The new initiative will ensure the public's right to basic information about the hazards and risks of widely used chemicals that people, especially children, may be exposed to at home, at work or in the environment. Currently, for a vast majority of these chemicals, these data are either inadequate or not available.
A statement by EPA Administrator Carol M. Browner and a fact sheet summarizing the Vice President's initiative are attached.
Earth Day Right-to-Know Expansion Celebration
EPA Administrator Carol M. Browner
Washington, D.C.
April 21, 1998
Welcome. And thank you for joining us today for this Earth Week celebration. I am delighted to be here with Representative Eleanor Holmes Norton, Fred Krupp - and particularly, it is my pleasure to be here with the Vice President. He is a true environmental leader, and the driving force behind all that this administration has done to protect public health and our environment.
On the eve of Earth Day - and on the first anniversary of the President's Executive Order to protect children's health from environmental threats - we have exciting news for the American people: today, the President and Vice President take three new important steps to guarantee the public's right to know about toxic chemicals in their communities.

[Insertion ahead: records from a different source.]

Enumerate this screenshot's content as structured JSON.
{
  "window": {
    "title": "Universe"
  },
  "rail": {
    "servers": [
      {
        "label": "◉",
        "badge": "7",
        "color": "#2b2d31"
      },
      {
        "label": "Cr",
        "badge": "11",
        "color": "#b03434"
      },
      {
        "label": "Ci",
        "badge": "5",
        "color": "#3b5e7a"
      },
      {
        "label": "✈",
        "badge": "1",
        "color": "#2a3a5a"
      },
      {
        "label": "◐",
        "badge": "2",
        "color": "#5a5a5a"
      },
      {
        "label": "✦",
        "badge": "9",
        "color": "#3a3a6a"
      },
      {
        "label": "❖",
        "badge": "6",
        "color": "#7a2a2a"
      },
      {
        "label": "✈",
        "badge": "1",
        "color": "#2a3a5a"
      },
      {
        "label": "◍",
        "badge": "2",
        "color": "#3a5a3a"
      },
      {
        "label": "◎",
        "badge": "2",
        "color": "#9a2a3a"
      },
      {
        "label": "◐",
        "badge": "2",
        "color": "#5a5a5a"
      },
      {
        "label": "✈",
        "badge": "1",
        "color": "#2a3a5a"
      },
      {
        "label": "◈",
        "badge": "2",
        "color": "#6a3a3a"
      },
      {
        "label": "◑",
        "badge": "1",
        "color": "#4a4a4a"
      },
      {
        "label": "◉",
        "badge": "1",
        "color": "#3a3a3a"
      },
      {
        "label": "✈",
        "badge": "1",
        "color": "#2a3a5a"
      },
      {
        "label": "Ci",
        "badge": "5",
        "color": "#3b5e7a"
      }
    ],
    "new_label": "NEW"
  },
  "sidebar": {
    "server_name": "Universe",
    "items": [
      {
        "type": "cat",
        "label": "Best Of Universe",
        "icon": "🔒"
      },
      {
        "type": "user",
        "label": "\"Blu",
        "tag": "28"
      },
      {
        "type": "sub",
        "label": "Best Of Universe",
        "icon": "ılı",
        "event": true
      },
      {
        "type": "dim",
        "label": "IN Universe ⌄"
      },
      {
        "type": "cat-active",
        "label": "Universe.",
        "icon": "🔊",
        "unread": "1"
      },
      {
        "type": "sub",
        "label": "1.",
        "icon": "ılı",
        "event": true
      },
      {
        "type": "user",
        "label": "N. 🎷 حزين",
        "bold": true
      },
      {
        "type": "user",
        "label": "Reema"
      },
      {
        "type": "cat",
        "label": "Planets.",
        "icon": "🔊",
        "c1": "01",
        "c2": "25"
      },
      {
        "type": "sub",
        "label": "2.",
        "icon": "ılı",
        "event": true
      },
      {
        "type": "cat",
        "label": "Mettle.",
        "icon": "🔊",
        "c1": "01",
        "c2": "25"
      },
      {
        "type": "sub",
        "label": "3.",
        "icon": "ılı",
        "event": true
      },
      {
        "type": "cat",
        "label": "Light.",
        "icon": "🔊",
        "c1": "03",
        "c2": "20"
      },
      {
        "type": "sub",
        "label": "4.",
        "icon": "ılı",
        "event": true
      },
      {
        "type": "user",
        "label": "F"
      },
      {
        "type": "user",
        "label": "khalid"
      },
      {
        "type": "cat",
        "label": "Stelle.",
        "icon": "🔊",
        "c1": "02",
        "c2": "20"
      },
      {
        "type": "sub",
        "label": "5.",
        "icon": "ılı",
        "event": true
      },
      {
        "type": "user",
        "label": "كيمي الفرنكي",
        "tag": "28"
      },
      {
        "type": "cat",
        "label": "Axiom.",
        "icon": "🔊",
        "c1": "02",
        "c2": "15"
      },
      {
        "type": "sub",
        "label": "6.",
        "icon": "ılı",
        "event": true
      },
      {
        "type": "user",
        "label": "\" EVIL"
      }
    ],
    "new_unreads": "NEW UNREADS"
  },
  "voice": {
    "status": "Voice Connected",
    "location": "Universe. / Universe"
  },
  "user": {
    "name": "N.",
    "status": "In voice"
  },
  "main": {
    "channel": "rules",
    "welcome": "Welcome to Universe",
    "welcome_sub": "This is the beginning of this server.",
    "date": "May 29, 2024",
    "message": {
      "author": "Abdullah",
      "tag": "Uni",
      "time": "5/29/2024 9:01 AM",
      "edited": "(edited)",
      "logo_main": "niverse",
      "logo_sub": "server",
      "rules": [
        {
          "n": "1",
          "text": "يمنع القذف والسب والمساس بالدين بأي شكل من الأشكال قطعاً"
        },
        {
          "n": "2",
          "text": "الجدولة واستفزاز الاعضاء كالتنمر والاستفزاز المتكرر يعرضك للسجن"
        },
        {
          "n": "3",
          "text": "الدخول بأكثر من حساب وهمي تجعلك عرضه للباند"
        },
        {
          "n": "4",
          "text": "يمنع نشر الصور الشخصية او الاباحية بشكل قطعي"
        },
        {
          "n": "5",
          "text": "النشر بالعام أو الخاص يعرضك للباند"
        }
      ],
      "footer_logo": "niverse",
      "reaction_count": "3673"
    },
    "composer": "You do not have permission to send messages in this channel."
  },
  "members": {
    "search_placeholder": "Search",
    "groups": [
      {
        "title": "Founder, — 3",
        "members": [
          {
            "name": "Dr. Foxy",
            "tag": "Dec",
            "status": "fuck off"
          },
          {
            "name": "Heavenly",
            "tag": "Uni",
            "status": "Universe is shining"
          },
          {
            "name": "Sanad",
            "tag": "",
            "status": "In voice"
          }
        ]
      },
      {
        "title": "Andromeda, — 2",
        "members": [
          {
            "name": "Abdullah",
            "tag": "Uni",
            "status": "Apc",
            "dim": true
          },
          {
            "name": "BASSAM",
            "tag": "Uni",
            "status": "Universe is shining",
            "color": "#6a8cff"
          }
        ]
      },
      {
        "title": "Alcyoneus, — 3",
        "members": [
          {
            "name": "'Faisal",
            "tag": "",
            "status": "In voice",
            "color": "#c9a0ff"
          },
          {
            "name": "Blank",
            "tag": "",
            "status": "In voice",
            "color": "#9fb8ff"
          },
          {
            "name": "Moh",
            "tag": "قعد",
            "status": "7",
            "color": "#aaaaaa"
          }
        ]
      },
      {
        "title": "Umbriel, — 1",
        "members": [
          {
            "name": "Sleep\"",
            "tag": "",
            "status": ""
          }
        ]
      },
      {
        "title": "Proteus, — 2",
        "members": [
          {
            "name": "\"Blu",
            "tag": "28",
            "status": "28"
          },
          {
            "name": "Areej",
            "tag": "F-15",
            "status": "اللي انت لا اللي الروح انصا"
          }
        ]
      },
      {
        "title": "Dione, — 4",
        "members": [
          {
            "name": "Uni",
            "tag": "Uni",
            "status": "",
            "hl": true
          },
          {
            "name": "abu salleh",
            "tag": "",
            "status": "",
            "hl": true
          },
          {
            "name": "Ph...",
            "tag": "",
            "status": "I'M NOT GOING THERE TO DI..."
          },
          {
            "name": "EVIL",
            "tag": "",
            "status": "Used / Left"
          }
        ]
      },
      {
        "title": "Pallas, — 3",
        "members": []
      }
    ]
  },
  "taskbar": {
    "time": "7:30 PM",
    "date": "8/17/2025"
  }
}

The right to know is fundamental to all that this administration does to protect public health and the environment. The Clinton-Gore Administration believes that putting information into the hands of the American people is one of the best ways to keep our communities clean, safe, and healthy.
It is a basic right of every American to know what toxic chemicals are in the air we breathe, the water we drink, and on the land upon which we live. That is why, time and time again, this administration has taken action to expand the right to know - to provide people with more information so they can take more steps to protect themselves, their families, and their communities.
Through EPA's Toxics Release Inventory, citizens across the country are learning about chemical releases in their neighborhoods. They are building partnerships - with each other, with industry, and government - to find common-see ways to reduce pollution in their communities. Since the program began in 1986, facilities reporting toxic releases have reduced emissions by almost half.
Under the President's and Vice President's leadership, we have doubled the number of chemicals that must be reported, we have increased the number and type of facilities that must report their chemical releases, and we increased the enforcement of the law - so that parents will have the information they need to protect their children from harmful chemicals in their environment.
We now require real estate developers and sellers to inform potential buyers and renters of lead hazards. No parent should have to learn after the purchase of a house, or after the signing of a lease, their home is not safe for their children.
We are providing the American people with the right to know about contaminants in their drinking water, and pesticides in their food.
And as the President has directed, we are continuing to explore how to provide more information to communities about the chemicals used at facilities - and how they might effect public health.
As the Vice President will announce, today we go even further to ensure the public's right to know - because knowing about pollution in our environment is a right - not a privilege, not a luxury - but a right for every American and every American community. We can do no less for the people of this country.
Thank you.
And now I would like to introduce a staunch ally of the environment, a public leader who understands that protecting the environment means protecting our health and our communities. She has led efforts to protect the citizens of the District of Columbia from toxic waste and unsafe drinking water...Representative Eleanor Homes Norton.